Nassau County Comptroller Elaine Phillips in her office in Mineola...

Nassau County Comptroller Elaine Phillips in her office in Mineola in January 2023. Credit: Newsday/John Paraskevas

Nassau County has entered into a 10-year, $58 million contract signed with a Canadian firm to upgrade its "archaic" internal accounting system aimed at more efficiently tracking its $4.2 billion operating budget, County Comptroller Elaine Phillips said Thursday. 

Phillips said the new "transformational" cloud-based system will be called "Nassau Forward" and replaces the current system, in use since 1999. The operating system will be installed and managed by CGI Group Inc., one of the largest IT and business consulting firms in the world. 

Once the system is operational, Nassau would be caught up with government accounting programs already in place in Suffolk County, New York City and Westchester County. Municipal employees with access across Nassau County government agencies will have the ability to project future expenses and revenues, monitor assets and liabilities and track cashflow in real-time, she said, and there are greater cyber security protections. 

In a Newsday interview, Phillips said the current system is “extremely outdated and no longer meets the county’s needs" because there's no way to upgrade it.  

"I am proud to be leading the charge to replace it with a modern system that will improve virtually every aspect of the county’s financial processes, while also increasing efficiency countywide,” Phillips said. 

Suffolk County, which in 2022 was the target of a government cyber attack, has been using CGI since the mid-1990s and is currently in the middle of an upgrade, according to officials.

Suffolk County Comptroller John Kennedy, who took office in 2015, said he "strongly recommended the program" to Nassau.

He said while the ransomware attack might wind up costing the county as much as $40 million to rectify, "not one penny of public funds was exported, lost or compromised" because of the CGI protections in place. 

Nassau's move comes as the county has an unprecedented amount of funding from the federal American Rescue Plan Act and a landmark opioid legal settlement in its coffers.

Funding for the CGI contract, however, is part of the county's capital plan, which Republicans and Democrats on the legislature have yet to agree on. Both sides agree the contract is a necessary expense for the county and have approved to borrow $12 million for the contract through 2025. 

Borrowing for the capital projects — which include infrastructure repairs — has been delayed because Democrats, who haven't received funding for projects in their districts, vowed to withhold their votes pending negotiations with Republicans.

A supermajority of 13 votes is needed for county bonding. Republicans hold a 12-7 majority on the county legislature. 

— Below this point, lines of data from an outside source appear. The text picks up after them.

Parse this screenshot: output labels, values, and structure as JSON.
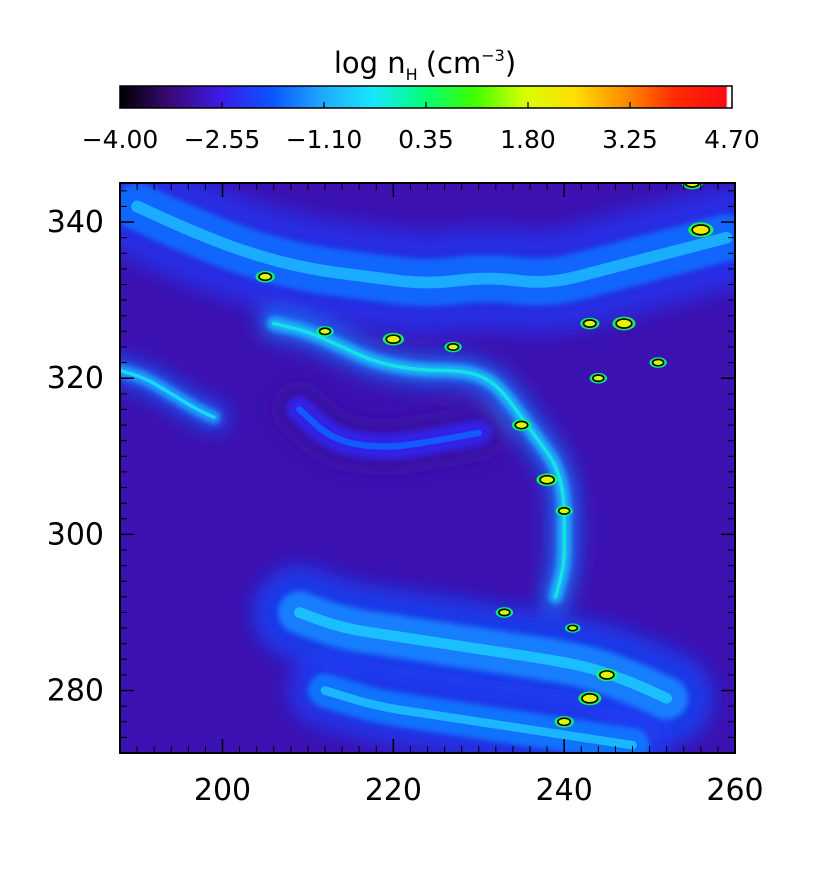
{
  "chart_data": {
    "type": "heatmap",
    "title": "",
    "colorbar": {
      "label_main": "log n",
      "label_sub": "H",
      "label_unit_open": "(cm",
      "label_unit_exp": "−3",
      "label_unit_close": ")",
      "ticks": [
        "−4.00",
        "−2.55",
        "−1.10",
        "0.35",
        "1.80",
        "3.25",
        "4.70"
      ],
      "range": [
        -4.0,
        4.7
      ],
      "colormap": [
        "#000000",
        "#3a0a78",
        "#3d1ae8",
        "#0a55ff",
        "#1fa8ff",
        "#19e6ff",
        "#00ff7c",
        "#3cff00",
        "#d6ff00",
        "#ffdf00",
        "#ff8c00",
        "#ff2a00",
        "#ff0a14",
        "#ffffff"
      ]
    },
    "x_axis": {
      "label": "",
      "range": [
        188,
        260
      ],
      "ticks": [
        200,
        220,
        240,
        260
      ],
      "tick_labels": [
        "200",
        "220",
        "240",
        "260"
      ]
    },
    "y_axis": {
      "label": "",
      "range": [
        272,
        345
      ],
      "ticks": [
        280,
        300,
        320,
        340
      ],
      "tick_labels": [
        "280",
        "300",
        "320",
        "340"
      ]
    },
    "background_value": -2.9,
    "colors": {
      "background": "#4319ae",
      "filament": "#1478ff",
      "dense": "#19c8ff",
      "clump": "#ffd400",
      "contour": "#000000"
    },
    "filaments": [
      {
        "name": "upper-band",
        "points": [
          [
            190,
            342
          ],
          [
            196,
            339
          ],
          [
            203,
            336
          ],
          [
            210,
            334
          ],
          [
            217,
            333
          ],
          [
            224,
            332
          ],
          [
            231,
            333
          ],
          [
            238,
            332
          ],
          [
            245,
            334
          ],
          [
            252,
            336
          ],
          [
            259,
            338
          ]
        ],
        "value": -1.6,
        "width": 5.5
      },
      {
        "name": "left-branch",
        "points": [
          [
            188,
            321
          ],
          [
            191,
            320
          ],
          [
            194,
            318
          ],
          [
            197,
            316
          ],
          [
            199,
            315
          ]
        ],
        "value": -1.1,
        "width": 1.5
      },
      {
        "name": "middle-ridge",
        "points": [
          [
            206,
            327
          ],
          [
            210,
            326
          ],
          [
            214,
            324
          ],
          [
            218,
            322
          ],
          [
            223,
            321
          ],
          [
            228,
            321
          ],
          [
            231,
            320
          ],
          [
            233,
            318
          ],
          [
            235,
            315
          ],
          [
            237,
            312
          ],
          [
            239,
            309
          ],
          [
            240,
            305
          ],
          [
            240,
            300
          ],
          [
            240,
            296
          ],
          [
            239,
            292
          ]
        ],
        "value": -0.9,
        "width": 1.6
      },
      {
        "name": "lower-band",
        "points": [
          [
            209,
            290
          ],
          [
            214,
            288
          ],
          [
            220,
            287
          ],
          [
            226,
            286
          ],
          [
            232,
            285
          ],
          [
            238,
            284
          ],
          [
            243,
            283
          ],
          [
            248,
            281
          ],
          [
            252,
            279
          ]
        ],
        "value": -1.4,
        "width": 5.0
      },
      {
        "name": "bottom-band",
        "points": [
          [
            212,
            280
          ],
          [
            218,
            278
          ],
          [
            224,
            277
          ],
          [
            230,
            276
          ],
          [
            236,
            275
          ],
          [
            242,
            274
          ],
          [
            248,
            273
          ]
        ],
        "value": -1.5,
        "width": 4.0
      },
      {
        "name": "diffuse-arc",
        "points": [
          [
            209,
            316
          ],
          [
            213,
            312
          ],
          [
            219,
            311
          ],
          [
            225,
            312
          ],
          [
            230,
            313
          ]
        ],
        "value": -2.4,
        "width": 3.0
      }
    ],
    "clumps": [
      {
        "x": 205,
        "y": 333,
        "value": 1.9
      },
      {
        "x": 212,
        "y": 326,
        "value": 1.8
      },
      {
        "x": 220,
        "y": 325,
        "value": 2.0
      },
      {
        "x": 227,
        "y": 324,
        "value": 1.8
      },
      {
        "x": 235,
        "y": 314,
        "value": 1.9
      },
      {
        "x": 238,
        "y": 307,
        "value": 2.0
      },
      {
        "x": 240,
        "y": 303,
        "value": 1.8
      },
      {
        "x": 243,
        "y": 327,
        "value": 1.9
      },
      {
        "x": 247,
        "y": 327,
        "value": 2.1
      },
      {
        "x": 256,
        "y": 339,
        "value": 2.2
      },
      {
        "x": 255,
        "y": 345,
        "value": 2.0
      },
      {
        "x": 233,
        "y": 290,
        "value": 1.8
      },
      {
        "x": 245,
        "y": 282,
        "value": 2.0
      },
      {
        "x": 243,
        "y": 279,
        "value": 2.1
      },
      {
        "x": 240,
        "y": 276,
        "value": 1.9
      },
      {
        "x": 244,
        "y": 320,
        "value": 1.8
      },
      {
        "x": 251,
        "y": 322,
        "value": 1.8
      },
      {
        "x": 241,
        "y": 288,
        "value": 1.7
      }
    ]
  }
}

Legis. Seth Koslow (D-Merrick) said essential "life-saving" equipment for first responders, funding for opioid treatment and addiction prevention and a reimbursement program for drivers who paid red-light camera tickets fees down deemed illegal are on the table. He called on Republican County Executive Bruce Blakeman to compromise on these funding initiatives. 

A Blakeman spokesman did not immediately respond to a request for comment.